Exceptionally warm waters in the Atlantic have the potential to rev up the 2020 hurricane season. While 2020 might not produce as many storms, the summer and fall could have the feel of that record-breaking year, Rouiller said.

There are other clues scientists are watching closely, as well. An El Nino forms there when a broad band of warm water along the equator raises atmospheric temperatures globally, causing rain in some areas, drought in others, and severe storm-destroying wind shear in parts of the Atlantic.

This year the odds of such an event are small, with pools of cool water rising up from deep below keeping the climate-neutral so far in a condition similar to that seen in 2005. No El Niño — or the development of its opposite system, a La Niña — means no wind shear at a time when climate change is increasingly nudging Atlantic temperatures to record highs.
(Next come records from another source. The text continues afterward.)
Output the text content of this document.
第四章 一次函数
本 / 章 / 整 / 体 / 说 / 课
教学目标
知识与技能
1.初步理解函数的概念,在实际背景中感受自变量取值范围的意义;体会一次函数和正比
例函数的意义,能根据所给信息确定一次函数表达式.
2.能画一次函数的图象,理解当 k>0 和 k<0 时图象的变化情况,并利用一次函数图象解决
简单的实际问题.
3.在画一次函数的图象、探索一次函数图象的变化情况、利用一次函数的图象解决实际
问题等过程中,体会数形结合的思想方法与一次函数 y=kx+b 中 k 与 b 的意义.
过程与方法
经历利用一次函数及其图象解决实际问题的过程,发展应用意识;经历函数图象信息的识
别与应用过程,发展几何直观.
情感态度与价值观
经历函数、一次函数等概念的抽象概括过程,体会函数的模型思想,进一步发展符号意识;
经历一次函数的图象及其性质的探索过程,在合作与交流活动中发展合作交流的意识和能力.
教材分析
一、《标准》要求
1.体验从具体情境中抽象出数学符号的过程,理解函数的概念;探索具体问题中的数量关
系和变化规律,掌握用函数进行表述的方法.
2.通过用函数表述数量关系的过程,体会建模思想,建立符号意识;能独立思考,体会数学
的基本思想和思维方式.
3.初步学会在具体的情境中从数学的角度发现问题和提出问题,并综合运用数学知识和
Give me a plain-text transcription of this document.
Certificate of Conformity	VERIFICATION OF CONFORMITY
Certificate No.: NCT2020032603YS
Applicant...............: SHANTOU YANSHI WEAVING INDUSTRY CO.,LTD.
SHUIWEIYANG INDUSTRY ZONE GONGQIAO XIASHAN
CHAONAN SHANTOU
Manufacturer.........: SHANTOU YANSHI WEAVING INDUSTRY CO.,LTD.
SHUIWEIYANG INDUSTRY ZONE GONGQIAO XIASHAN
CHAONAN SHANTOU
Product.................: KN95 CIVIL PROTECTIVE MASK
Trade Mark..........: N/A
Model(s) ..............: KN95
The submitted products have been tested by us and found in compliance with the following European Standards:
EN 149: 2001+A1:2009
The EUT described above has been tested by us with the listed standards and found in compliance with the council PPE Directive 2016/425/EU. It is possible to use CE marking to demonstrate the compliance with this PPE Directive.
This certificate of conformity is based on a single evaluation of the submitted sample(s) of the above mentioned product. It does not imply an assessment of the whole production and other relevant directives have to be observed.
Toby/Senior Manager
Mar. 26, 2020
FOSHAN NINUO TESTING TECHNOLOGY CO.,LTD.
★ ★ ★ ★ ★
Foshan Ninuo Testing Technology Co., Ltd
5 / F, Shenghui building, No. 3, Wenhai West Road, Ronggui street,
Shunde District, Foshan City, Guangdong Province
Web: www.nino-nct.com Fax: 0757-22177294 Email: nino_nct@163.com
Tropical cyclones are born from, and feed off of, warm water. Across the Caribbean and in the Gulf of Mexico, there is “a huge pool of high-octane fuel that is sitting in wait for hurricane season,” Rouiller said in a telephone interview.

Two other indicators scientists are keeping a close watch on both carry the potential to rev up storms.

The first is an eastward-moving disturbance of clouds, rainfall, winds, and pressure known as the Madden-Julian Oscillation, according to Rouiller. This year, the oscillation is likely to send a number of strong pulses of atmospheric energy across the Atlantic during the heart of hurricane season, unleashing a cluster of storms, he said.

Brazil, Africa

The second is the buildup of warm water in a broad stretch of water between Brazil and Africa, according to Ryan Truchelut of Weather Tiger, a commercial forecaster in Tallahassee, Florida.

The water in that band could well migrate northward in the next few months, Truchelut said, adding more heat into the area between the Caribbean and Cabo Verde, where some of history’s most destructive storms have formed.

The early start of the season with Tropical Storm Arthur is also concerning. The start dates for hurricane season are based on long-term averages, but climate change is allowing conditions ripe for tropical storms to arrive earlier — and stay later — in the calendar year.

“With climate change, we are seeing these traditional patterns shift from where they used to be,” DTN’s Foerster said by telephone.

COVID-19

And all of this comes in the wake of the COVID-19 crisis, as the world has shut down, or will slowly be getting back to work. Companies in vulnerable areas — from the U.S. Gulf Coast to the entire East Coast — should be preparing now, said Katherine Klosowski, a vice president at FM Global, an industrial insurer.

“Rattling at the back of my mind is this: Mother Nature is that one entity that didn’t get the memo to stay at home,” said Klosowski, who overviews natural hazards and structures engineering for her company.

Rouiller, too, says he’s most concerned about the coronavirus lingering or coming back as hurricane season reaches its peak between the end of August and the beginning of October. While people might be wary to end up in close proximity with others in shelters, they should still go, he said.

“The thing here is you are at a much higher likelihood of getting yourself killed in a hurricane than from the virus threat,” Rouiller said.

AccuWeather Inc., meanwhile, predicts as many as 18 storms could reach tropical storm strength and get a name, well above the 30-year average of 12. Michael Mann, a Penn State climatologist, and his colleagues called for between 15 to 24 Atlantic storms last week if a La Niña forms and “a best guess of 19” without.

“I see very few people going for low numbers right now,” said Dan Kottlowski, a tropical meteorologist at AccuWeather.